Rezension

Faust meets Orpheus

Der Gentleman - Forrest Leo

Der Gentleman
von Forrest Leo

Bewertet mit 4 Sternen

„Ich hatte nie vor zu heiraten – vielmehr hatte ich vor, nie zu heiraten. Ich bin nicht für die Ehe geschaffen. Mein Geist ist nicht heiratsfähig, und ich komme aus keinem heiratsfähigen Stall. Meine Eltern starben an ihrem Hochzeitstag, falls Sie verstehen.“

Das sagt der berühmte Dichter Lionel Savage über sich selbst, der sich gezwungen sieht, zu heiraten, weil es 1850 in London keine standesgemäße Alternative gibt, seine finanziellen Probleme zu lösen. Leider löst diese Vernunftsehe bei Lionel eine Schreibblockade aus, die ihn zum Verzweifeln bringt. Sein Leben ist vorbei.
Unglaublich komisch wird hier eine Tragödie geschildert, die nahezu absurde Formen annimmt, als auch noch ein freundlicher Gentleman auftaucht, der behauptet, der Teufel zu sein, was nicht so bedrohlich wäre wie es klingt, und dem Lionel sein Leid klagt. Als kurz darauf seine Frau verschwindet, hat Lionel ein echtes Problem. 
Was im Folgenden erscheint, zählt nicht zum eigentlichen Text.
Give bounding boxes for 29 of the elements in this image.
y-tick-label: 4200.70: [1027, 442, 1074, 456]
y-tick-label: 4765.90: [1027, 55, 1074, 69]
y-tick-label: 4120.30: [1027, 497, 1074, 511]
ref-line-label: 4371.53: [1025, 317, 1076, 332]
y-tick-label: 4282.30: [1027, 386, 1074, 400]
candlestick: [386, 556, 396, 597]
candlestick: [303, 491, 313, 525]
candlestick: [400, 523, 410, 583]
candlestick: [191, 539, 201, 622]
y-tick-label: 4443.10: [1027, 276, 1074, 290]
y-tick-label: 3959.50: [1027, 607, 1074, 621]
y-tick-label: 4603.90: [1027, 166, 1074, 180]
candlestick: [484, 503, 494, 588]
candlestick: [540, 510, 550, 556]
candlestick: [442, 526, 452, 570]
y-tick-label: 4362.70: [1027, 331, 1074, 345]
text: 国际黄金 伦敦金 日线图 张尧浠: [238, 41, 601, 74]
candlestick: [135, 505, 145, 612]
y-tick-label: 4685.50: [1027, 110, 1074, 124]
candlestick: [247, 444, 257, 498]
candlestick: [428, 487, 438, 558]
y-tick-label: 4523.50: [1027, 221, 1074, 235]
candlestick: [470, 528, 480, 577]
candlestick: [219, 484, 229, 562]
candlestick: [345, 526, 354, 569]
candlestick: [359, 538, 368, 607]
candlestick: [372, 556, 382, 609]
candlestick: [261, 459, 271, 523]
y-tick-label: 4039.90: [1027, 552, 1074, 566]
Dieses Buch verquickt genial und unterhaltsam unterschiedlichste klassische Elemente zu etwas Neuem, das fast wie eine moderne Faust-Kömödie in der viktorianischen Zeit wirkt. Faust meets Orpheus, bedient sich dabei an Ränkespielen in bester Shakespeare-Manier, spickt sie mit Moliere Figuren, die eigenartigen Dickens-Charme versprühen und so englisch sind, dass es fast staubt. Ein großer Spaß. 
Cousin Hubert, der Herausgeber des Buches, wirft bei jeder Gelegenheit despektierliche Kommentare ein, was die Farce dann auf die Spitze treibt. Man kommt kaum zum Luftholen. 
Bisweilen ist Lionel ein wenig zu weitschweifig, wenn auch trotzdem unterhaltsam.

„Der Gentleman“ ist ein wunderbar unterhaltsames Buch, sehr verrückt und auf moderne Art altmodisch-gediegen-britisch. Mir hat es gefallen.